出典 http://www.nikkei-science.com

もとより、火星への有人飛行など夢物語の世界と思ってはいるが、さまざまな情報を調べてみると Nasaを始め皆本気なようだ。
この間亡くなられた有名な物理学者スティーブンホーキング博士が人類はどこかに移住することを考えなければこの100年以内に滅亡する可能性があると述べていた。
博士が提唱するどこかは、もちろん地球以外の別の惑星を指し示している。
地球の近くで移住できそうな、別な言い方をすれば今の人類が移動可能な場所と言えば火星ぐらいしかないのではないか。
この博士の発言をそのまま脅威として見ているわけではないだろうが、人類の発展の証として火星への飛行計画は少なくともこの20年前後の未来の話になるだろう。
いつも思うのだが、このような宇宙の探査は昔から政治の道具として扱われてきた。
あのアポロ11号の着陸の時も、ソ連の無人衛星が月着陸を目指しているとの報道がたくさんなされていたのを覚えているだろうか。

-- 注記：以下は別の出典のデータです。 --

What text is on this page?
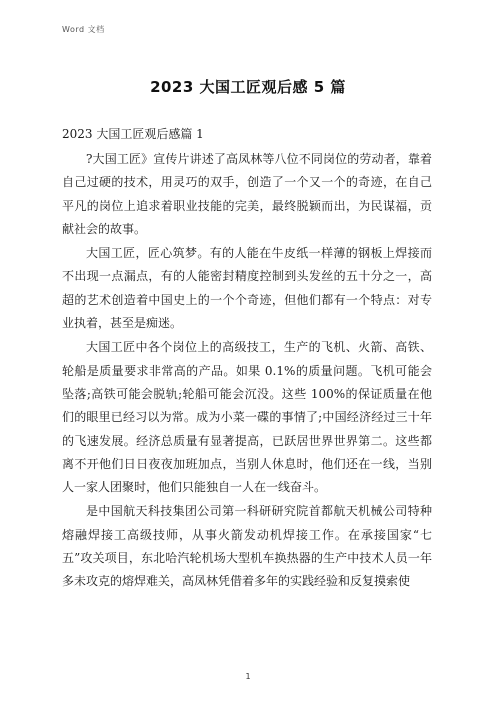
Word 文档
2023 大国工匠观后感 5 篇
2023 大国工匠观后感篇 1

?大国工匠》宣传片讲述了高凤林等八位不同岗位的劳动者，靠着自己过硬的技术，用灵巧的双手，创造了一个又一个的奇迹，在自己平凡的岗位上追求着职业技能的完美，最终脱颖而出，为民谋福，贡献社会的故事。

大国工匠，匠心筑梦。有的人能在牛皮纸一样薄的钢板上焊接而不出现一点漏点，有的人能密封精度控制到头发丝的五十分之一，高超的艺术创造着中国史上的一个个奇迹，但他们都有一个特点：对专业执着，甚至是痴迷。

大国工匠中各个岗位上的高级技工，生产的飞机、火箭、高铁、轮船是质量要求非常高的产品。如果 0.1%的质量问题。飞机可能会坠落;高铁可能会脱轨;轮船可能会沉没。这些 100%的保证质量在他们的眼里已经习以为常。成为小菜一碟的事情了;中国经济经过三十年的飞速发展。经济总质量有显著提高，已跃居世界世界第二。这些都离不开他们日日夜夜加班加点，当别人休息时，他们还在一线，当别人一家人团聚时，他们只能独自一人在一线奋斗。

是中国航天科技集团公司第一科研研究院首都航天机械公司特种熔融焊接工高级技师，从事火箭发动机焊接工作。在承接国家“七五”攻关项目，东北哈汽轮机场大型机车换热器的生产中技术人员一年多未攻克的熔焊难关，高凤林凭借着多年的实践经验和反复摸索使

1
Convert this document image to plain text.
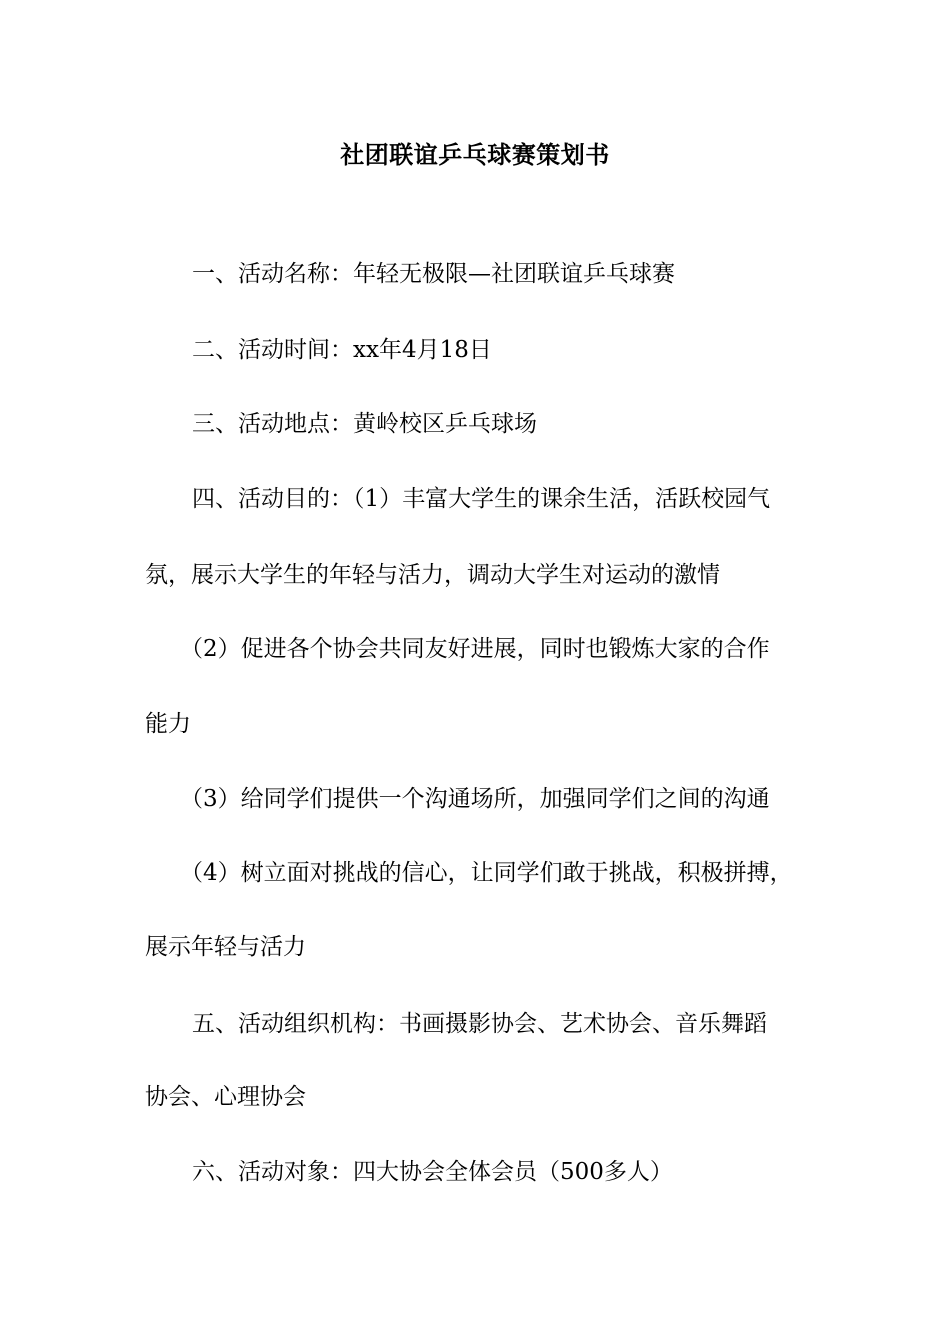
社团联谊乒乓球赛策划书
一、活动名称：年轻无极限—社团联谊乒乓球赛
二、活动时间：xx年4月18日
三、活动地点：黄岭校区乒乓球场
四、活动目的：（1）丰富大学生的课余生活，活跃校园气
氛，展示大学生的年轻与活力，调动大学生对运动的激情
（2）促进各个协会共同友好进展，同时也锻炼大家的合作
能力
（3）给同学们提供一个沟通场所，加强同学们之间的沟通
（4）树立面对挑战的信心，让同学们敢于挑战，积极拼搏，
展示年轻与活力
五、活动组织机构：书画摄影协会、艺术协会、音乐舞蹈
协会、心理协会
六、活动对象：四大协会全体会员（500多人）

宇宙開発の発展競争の最先端にあった計画の顛末である。
火星への飛行計画は、どうやら普通に研究目的のためだけのようにも見えるのだが。
しかしながら莫大な予算が必要なことも事実である。
軽く1兆ドルを超えるらしい。
ちょっとした国の国家予算をもしのぐ金額である。
そこまでかけても行く理由があるのだろう。
時代の発展は全く休むことを知らない。
アポロ計画の時の月着陸の時には、今のようなコンピューターと呼べる代物は搭載されていなかったのだ。
おそらくは今の数百円レベルの電卓レベルのものをコンピューター代わりにして飛んでいたようだ。
あの時からは既に 50年以上も経過しているので、 IT関係の発展は全く別次元のものに変化している。
2001年宇宙の旅で描かれたようなコンピュータHal2000のような優れたものが搭載されるのかもしれない。
搭載されなければ、人間業だけでは計画自体の安全性に?が灯るだろう。
地球とリアルタイムのやりとりはできなくなると思っていいのだ。
この時に乗組員のよき相談相手になるのはスーパーコンピューターだと想像がつく。
どのようなSF映画を見ても、このメインサーバーとなるコンピューターが上手に描かれている。
さて、この先どのように計画が進展していくのか見守り続けたいものだ。